The corebluetooth framework specifies functionality with Bluetooth low energy (4.0) and is only available with newer iPads and iPhone 4S.

You cannot by any means work with Bluetooth 4.0 devices using an older iOS device.

  • Not really. It's available on many phones, including HTC One, Galaxy S3 and Motorola Droid. I have tested on Motorla Droid and it works fine :) They even have a good API with documentation. – Arturs Vancans Aug 28 '12 at 22:04
  • well, try developing for S3 and make it and you get a one up ;) I actually forgot to mention the droid and razr – chwi Aug 29 '12 at 7:18
  • Haven't tried others than Droid and iPhone, but I saw that they have BLE chipset inside.

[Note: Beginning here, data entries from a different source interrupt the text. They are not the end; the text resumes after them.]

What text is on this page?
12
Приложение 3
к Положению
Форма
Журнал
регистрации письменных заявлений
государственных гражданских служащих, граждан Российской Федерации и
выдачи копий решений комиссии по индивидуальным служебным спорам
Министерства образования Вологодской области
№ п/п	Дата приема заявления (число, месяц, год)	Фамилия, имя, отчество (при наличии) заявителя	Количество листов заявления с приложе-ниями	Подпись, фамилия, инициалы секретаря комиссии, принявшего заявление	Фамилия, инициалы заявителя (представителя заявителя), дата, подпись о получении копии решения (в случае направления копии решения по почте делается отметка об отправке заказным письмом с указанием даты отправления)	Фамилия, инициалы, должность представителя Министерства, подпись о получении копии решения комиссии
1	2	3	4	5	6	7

I believe you are right and maybe they are not functionally supported. – Arturs Vancans Aug 29 '12 at 8:58
  • Bluetooth Low energy only chip cannot communicate with Classic BR/EDR Chips.

  • 4.0 Bluetooth specification is an umbrella specification that contains both BLE and BR/EDR.

  • A Dual Mode chip contains BLE as well as BR/EDR capability. Of course, Host also should be capable of dual mode strictly speaking. Dual mode chips, obviously can communicate with both kinds of chips.